In Australia, the question about the van driver involved a long-running legal saga. The case was brought by the Transport Workers’ Union. It centred on whether Coles Group, the supermarket chain, had underpaid two online-shopping delivery drivers. Both were members of the TWU. Both had been employed following Coles' shift in work practices from a third-party delivery model using contractors to a more customer-focussed in-house regime.

The TWU argued the drivers were covered by the road transport award. Coles argued the drivers were retail workers and covered by the retail award. The distinction was significant because the two awards have different shift structures, penalty rates and break requirements.

The case was first heard by a full bench of Australia’s Fair Work Commission.

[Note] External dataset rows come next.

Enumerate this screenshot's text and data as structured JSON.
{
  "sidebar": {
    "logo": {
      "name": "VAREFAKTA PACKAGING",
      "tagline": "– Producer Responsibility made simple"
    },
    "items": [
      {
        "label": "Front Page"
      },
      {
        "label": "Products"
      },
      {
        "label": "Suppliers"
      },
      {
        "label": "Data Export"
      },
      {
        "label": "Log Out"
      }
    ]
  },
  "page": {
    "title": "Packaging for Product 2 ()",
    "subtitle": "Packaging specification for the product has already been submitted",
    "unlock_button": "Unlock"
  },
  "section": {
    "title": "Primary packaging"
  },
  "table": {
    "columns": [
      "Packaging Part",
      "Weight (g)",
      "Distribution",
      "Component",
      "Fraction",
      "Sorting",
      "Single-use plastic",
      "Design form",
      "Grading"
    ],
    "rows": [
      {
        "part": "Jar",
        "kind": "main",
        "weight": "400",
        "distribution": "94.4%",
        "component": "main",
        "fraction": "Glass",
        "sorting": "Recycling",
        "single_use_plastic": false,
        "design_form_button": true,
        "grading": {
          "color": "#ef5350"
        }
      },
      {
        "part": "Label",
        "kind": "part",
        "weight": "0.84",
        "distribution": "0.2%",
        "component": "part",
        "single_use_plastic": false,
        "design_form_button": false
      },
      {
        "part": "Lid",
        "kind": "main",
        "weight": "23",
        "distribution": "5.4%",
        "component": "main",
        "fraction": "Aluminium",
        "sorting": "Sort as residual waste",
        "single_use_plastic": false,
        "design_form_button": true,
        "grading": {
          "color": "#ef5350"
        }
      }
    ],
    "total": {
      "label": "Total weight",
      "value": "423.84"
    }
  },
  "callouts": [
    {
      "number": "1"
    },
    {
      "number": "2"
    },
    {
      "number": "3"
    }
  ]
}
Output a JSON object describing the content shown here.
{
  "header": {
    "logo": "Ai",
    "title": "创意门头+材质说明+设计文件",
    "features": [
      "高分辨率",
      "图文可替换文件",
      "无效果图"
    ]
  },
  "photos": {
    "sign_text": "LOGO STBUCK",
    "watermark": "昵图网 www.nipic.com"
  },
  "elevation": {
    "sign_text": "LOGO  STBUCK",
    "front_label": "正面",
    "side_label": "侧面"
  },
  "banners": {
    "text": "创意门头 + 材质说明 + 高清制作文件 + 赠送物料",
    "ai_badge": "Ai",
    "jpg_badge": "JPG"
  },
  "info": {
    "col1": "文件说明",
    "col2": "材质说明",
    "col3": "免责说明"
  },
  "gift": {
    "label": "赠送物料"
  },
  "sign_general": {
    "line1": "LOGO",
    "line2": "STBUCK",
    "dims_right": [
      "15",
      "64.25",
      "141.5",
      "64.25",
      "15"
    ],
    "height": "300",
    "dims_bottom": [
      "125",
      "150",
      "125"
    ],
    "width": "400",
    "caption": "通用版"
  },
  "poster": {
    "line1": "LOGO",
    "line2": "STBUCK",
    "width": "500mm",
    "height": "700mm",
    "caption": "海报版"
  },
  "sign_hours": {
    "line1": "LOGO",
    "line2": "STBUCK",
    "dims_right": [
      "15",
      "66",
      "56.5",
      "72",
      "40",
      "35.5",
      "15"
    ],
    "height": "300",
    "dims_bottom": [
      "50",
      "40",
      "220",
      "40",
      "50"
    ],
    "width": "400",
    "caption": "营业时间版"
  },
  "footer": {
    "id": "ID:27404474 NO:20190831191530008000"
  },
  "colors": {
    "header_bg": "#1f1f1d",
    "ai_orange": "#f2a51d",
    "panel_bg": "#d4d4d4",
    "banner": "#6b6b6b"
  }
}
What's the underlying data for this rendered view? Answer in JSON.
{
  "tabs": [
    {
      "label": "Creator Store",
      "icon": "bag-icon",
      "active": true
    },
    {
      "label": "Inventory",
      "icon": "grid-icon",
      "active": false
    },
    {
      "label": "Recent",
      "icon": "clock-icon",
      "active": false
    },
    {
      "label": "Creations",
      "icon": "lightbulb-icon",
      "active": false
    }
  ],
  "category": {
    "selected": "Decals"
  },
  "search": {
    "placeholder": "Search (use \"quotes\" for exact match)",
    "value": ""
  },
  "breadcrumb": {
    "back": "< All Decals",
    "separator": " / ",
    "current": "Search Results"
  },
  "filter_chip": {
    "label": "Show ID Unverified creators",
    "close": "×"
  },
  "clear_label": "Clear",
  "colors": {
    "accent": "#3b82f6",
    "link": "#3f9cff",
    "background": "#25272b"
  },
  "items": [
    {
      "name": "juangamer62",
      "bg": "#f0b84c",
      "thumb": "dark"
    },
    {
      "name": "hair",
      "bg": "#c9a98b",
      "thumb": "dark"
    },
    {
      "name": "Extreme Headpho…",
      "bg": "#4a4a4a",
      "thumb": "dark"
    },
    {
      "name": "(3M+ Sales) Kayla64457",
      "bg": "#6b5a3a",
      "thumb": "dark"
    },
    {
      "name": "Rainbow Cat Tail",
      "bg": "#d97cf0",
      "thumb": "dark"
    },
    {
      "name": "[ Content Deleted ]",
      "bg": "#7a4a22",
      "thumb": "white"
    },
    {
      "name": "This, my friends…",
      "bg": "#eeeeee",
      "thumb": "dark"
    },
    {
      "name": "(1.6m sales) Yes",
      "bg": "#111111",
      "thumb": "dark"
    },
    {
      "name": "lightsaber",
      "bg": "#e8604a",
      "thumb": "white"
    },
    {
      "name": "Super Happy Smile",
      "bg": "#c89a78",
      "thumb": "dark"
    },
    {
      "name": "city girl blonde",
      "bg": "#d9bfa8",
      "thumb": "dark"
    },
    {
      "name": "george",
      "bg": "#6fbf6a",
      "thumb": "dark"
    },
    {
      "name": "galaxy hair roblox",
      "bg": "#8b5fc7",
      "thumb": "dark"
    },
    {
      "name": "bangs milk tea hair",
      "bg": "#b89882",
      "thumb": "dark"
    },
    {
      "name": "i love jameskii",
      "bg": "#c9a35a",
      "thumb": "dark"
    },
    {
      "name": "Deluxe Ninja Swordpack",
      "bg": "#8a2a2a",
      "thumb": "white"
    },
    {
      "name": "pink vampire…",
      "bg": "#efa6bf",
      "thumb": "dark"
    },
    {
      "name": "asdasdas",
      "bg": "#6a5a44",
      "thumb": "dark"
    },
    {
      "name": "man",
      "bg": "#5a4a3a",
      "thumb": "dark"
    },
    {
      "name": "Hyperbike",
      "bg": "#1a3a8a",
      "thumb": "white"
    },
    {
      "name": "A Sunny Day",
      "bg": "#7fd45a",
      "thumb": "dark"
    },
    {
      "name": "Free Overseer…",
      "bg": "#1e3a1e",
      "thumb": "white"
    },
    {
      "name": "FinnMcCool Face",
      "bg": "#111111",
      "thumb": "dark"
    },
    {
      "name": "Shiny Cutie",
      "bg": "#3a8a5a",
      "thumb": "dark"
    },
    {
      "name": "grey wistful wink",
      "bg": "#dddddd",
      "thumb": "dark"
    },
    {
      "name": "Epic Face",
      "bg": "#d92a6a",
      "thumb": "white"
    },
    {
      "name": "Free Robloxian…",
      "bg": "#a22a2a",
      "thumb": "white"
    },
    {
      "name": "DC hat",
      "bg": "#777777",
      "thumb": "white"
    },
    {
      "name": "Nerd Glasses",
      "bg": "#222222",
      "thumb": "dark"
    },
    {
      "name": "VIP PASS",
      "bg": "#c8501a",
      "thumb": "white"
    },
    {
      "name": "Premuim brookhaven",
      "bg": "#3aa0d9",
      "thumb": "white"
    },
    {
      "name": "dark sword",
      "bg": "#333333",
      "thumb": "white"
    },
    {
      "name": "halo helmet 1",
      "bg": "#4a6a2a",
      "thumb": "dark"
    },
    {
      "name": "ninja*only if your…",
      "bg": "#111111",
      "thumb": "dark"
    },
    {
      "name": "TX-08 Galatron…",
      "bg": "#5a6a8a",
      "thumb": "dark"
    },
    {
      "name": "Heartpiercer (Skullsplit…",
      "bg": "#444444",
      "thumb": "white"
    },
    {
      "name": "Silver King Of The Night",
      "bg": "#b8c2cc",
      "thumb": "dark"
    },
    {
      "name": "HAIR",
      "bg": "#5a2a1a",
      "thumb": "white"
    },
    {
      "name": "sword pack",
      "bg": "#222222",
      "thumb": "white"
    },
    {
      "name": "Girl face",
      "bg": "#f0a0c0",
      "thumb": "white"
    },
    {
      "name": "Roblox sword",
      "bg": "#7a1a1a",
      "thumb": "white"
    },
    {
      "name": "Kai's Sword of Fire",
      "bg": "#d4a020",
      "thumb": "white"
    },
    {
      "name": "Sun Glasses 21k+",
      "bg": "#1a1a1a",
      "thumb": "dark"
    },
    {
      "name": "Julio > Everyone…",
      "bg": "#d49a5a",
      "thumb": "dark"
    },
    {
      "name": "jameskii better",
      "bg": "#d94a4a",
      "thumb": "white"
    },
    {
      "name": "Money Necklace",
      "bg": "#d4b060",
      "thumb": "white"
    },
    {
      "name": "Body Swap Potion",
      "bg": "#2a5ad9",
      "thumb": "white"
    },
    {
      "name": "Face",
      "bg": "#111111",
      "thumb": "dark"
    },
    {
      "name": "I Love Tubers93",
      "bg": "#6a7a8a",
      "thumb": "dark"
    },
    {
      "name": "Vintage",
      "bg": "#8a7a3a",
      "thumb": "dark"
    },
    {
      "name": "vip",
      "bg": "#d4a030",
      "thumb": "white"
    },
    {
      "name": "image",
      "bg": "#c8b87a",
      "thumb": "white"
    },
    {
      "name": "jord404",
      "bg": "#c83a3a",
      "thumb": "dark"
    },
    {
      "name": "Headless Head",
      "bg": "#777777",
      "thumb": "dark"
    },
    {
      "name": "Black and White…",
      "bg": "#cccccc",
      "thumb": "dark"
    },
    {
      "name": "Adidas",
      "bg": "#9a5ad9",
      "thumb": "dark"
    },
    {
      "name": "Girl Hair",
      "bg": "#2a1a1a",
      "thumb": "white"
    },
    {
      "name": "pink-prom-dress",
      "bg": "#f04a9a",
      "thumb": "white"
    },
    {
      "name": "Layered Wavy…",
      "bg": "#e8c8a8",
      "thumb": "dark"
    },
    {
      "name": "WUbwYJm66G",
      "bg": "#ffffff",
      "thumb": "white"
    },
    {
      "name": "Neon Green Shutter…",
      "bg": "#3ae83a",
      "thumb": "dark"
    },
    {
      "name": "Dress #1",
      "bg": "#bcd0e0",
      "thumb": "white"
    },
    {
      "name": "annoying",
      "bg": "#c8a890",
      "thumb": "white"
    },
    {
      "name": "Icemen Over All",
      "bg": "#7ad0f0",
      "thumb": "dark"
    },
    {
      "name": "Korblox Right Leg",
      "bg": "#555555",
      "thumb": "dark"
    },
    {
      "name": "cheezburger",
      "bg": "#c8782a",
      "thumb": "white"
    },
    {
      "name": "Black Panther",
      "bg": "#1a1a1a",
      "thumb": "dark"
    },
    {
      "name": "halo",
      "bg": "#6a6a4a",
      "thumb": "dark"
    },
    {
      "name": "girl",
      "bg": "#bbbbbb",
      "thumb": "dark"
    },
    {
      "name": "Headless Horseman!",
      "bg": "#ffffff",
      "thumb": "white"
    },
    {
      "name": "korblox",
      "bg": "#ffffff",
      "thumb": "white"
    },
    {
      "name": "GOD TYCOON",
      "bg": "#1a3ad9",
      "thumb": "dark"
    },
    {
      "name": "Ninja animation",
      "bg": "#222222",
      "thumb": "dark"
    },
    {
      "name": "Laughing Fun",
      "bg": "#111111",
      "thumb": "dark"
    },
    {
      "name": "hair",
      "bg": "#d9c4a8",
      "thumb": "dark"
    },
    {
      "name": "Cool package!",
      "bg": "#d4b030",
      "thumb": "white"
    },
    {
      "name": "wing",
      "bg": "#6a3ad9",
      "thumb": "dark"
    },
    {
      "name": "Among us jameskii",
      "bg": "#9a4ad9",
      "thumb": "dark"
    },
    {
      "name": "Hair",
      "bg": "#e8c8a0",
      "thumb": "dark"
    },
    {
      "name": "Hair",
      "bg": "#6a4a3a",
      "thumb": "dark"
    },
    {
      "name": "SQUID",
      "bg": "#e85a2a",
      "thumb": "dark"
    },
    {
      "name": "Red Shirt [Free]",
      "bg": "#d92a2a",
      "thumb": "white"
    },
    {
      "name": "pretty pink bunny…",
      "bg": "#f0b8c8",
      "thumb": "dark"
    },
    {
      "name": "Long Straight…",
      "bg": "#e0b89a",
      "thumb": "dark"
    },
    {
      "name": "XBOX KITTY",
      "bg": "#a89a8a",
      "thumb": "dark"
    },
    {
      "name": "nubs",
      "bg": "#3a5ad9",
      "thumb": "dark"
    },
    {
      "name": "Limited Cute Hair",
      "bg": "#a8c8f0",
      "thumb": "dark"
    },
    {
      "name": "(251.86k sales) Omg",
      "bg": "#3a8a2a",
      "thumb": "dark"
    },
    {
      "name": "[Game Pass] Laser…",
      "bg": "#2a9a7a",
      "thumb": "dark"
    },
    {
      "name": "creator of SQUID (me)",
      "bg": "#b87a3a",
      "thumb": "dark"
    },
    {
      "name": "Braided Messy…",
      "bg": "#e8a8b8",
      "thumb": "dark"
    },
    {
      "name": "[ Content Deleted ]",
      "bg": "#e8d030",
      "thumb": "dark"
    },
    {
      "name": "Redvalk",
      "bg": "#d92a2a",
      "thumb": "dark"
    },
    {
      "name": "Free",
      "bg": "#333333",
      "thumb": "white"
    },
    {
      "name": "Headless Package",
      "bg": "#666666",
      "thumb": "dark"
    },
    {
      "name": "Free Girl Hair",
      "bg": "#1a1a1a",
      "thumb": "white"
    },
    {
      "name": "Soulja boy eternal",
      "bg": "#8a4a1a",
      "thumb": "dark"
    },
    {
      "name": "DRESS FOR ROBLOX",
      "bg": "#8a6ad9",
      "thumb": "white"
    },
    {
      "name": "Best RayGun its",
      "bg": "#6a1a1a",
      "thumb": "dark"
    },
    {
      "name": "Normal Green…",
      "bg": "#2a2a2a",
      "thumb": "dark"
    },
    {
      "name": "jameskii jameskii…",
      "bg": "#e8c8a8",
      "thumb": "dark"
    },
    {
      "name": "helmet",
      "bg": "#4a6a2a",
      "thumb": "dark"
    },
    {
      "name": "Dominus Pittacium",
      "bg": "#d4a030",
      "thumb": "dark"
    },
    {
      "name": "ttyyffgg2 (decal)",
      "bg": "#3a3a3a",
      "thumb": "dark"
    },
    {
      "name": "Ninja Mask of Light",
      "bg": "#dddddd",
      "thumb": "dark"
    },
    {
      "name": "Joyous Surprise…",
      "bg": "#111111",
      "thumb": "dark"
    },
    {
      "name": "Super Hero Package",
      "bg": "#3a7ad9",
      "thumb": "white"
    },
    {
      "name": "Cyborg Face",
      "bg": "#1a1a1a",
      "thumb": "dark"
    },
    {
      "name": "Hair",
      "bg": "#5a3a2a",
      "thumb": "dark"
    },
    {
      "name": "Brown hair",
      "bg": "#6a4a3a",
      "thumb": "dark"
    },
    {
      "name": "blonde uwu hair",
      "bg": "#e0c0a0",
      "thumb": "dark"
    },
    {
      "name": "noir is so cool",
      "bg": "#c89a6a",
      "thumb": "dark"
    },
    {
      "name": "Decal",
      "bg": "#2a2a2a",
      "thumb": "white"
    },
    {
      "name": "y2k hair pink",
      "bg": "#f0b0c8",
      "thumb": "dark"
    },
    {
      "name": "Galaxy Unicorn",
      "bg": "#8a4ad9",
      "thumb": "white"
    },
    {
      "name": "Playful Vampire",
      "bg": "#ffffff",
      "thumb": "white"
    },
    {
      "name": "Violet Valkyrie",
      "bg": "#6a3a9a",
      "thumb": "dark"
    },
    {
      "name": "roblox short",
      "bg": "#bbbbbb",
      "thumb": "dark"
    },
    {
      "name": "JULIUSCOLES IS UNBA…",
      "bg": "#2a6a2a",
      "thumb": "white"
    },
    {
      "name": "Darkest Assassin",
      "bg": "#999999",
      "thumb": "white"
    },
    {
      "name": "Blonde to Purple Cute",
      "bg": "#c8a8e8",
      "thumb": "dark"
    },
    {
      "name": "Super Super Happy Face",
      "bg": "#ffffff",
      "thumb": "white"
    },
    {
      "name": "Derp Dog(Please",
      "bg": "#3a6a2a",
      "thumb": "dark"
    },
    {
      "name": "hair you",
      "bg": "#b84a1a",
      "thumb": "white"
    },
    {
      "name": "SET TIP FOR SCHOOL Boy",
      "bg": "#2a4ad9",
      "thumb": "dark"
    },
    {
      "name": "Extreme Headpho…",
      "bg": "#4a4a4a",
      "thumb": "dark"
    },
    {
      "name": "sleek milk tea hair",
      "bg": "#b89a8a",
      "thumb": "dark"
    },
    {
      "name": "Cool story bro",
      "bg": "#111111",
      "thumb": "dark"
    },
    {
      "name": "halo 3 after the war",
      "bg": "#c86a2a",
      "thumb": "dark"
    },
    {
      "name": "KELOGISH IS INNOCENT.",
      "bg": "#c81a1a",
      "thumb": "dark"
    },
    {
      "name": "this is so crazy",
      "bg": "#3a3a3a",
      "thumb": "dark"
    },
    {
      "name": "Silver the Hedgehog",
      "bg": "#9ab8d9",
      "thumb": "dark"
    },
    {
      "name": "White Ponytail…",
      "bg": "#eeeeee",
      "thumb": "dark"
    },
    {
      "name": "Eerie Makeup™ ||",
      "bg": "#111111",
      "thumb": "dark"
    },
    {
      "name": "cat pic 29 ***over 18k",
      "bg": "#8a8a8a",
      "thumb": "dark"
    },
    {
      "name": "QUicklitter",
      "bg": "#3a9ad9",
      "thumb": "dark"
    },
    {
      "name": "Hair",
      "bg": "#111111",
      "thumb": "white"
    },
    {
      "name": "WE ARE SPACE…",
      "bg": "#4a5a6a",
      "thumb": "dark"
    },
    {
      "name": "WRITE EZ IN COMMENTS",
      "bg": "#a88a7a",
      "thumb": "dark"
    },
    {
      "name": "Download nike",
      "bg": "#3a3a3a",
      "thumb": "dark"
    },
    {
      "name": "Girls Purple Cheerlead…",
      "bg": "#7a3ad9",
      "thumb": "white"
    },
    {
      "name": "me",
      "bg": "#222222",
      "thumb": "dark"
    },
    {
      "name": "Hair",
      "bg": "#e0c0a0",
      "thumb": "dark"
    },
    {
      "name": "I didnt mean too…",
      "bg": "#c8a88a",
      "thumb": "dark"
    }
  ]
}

On appeal, the Federal Court ruled delivery drivers for the supermarket’s online business were correctly employed under the retail award, rather than the transport award.

The court found the drivers were “the modern incarnation of the home delivery service provided by milkmen, butchers, bakers and grocers in years past.”

This aspect of the judgment might recall a golden age of personal service by bicycle deliveries from the local grocer. But the case will cause a shudder to those whose memories of New Zealand’s industrial relations extend back to the 1970s and 80s.

The Initiative’s research suggests Fair Pay Agreements will be bad for just about everyone other than unions and employment lawyers. With the Fair Pay Agreement Bill now before Parliament, both will be rubbing their hands with glee.